For shotgun metagenome and shotgun metatranscriptome datasets, we perform a dereplication step. We use a simple k-mer approach to rapidly identify all 20 character prefix identical sequences. This step is required in order to remove artificial duplicate reads (ADRs) [21]. Instead of simply discarding the ADRs, we set them aside and use them later. We note that dereplication is not suitable for amplicon datasets that are likely to share common prefixes.

3.1.3 DRISEE

MG-RAST v3 uses DRISEE (duplicate read inferred sequencing error estimation) [22] to analyze the sets of ADRs and determine the degree of variation among prefix-identical sequences derived from the same template. DRISEE provides positional error estimates that can be used to inform read trimming within a sample. It also provides global (whole sample) error estimates that can be used to identify samples with high or varying levels of sequencing error that may confound downstream analyses, particularly in the case of studies that utilize data from multiple sequencing samples.

3.1.4 Screening

The pipeline provides the option of removing reads that are near-exact matches to the genomes of a handful of model organisms, including fly, mouse, cow, and human. The screening stage uses Bowtie (a fast, memory-efficient, short read aligner) [23], and only reads that do not match the model organisms pass into the next stage of the annotation pipeline. This option will remove all reads similar to the human genome and render them inaccessible. This decision was made in order to avoid storing any human DNA on MG-RAST.

3.1.5 Gene Calling

The previous version of MG-RAST used similarity-based gene predictions, an approach that is significantly more expensive computationally than de novo gene prediction. After an in-depth investigation of tool performance [24], we have moved to a machine learning approach: FragGeneScan [25]. Using this approach, we can now predict coding regions in DNA sequences of 75 bp and longer. Our novel approach also enables the analysis of user-provided assembled contigs. FragGeneScan is trained for prokaryotes only. While it will identify proteins for eukaryotic sequences, the results should be viewed as more or less random.

3.1.6 AA Clustering

MG-RAST builds clusters of proteins at the 90% identity level using the UCLUST [26] implementation in QIIME [27] preserving the relative abundances. These clusters greatly reduce the computational burden of comparing all pairs of short reads, while clustering at 90% identity preserves sufficient biological signals.
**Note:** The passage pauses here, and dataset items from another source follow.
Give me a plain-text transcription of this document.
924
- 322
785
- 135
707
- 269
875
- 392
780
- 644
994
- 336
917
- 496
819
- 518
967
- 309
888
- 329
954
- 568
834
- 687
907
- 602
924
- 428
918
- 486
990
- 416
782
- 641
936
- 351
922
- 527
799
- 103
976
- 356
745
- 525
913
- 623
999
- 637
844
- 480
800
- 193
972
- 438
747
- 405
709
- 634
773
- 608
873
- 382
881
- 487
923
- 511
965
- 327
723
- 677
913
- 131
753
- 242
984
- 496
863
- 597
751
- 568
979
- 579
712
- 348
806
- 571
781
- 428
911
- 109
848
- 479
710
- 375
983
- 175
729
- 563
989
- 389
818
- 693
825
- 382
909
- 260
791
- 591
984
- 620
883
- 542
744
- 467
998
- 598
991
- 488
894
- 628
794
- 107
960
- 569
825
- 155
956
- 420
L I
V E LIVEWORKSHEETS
3.1.7 Protein Identification

Once created, a representative (the longest sequence) for each cluster is subjected to similarity analysis. Instead of BLAST, we use sBLAT, an implementation of the BLAT algorithm, which we parallelized using Open MPI for this work.

Once the similarities are computed, we present reconstructions of the species content of the sample based on the similarity results. We reconstruct the putative species composition of the sample by looking at the phylogenetic origin of the database sequences hit by the similarity searches.

3.1.8 Annotation Mapping

Sequence similarity searches are computed against a protein database derived from the M5nr, which provides nonredundant integration of many databases. Users can easily change views without recomputating data. For example, COG and KEGG views can be displayed, which both show the relative abundances of histidine biosynthesis in a dataset of four cow rumen metagenomes.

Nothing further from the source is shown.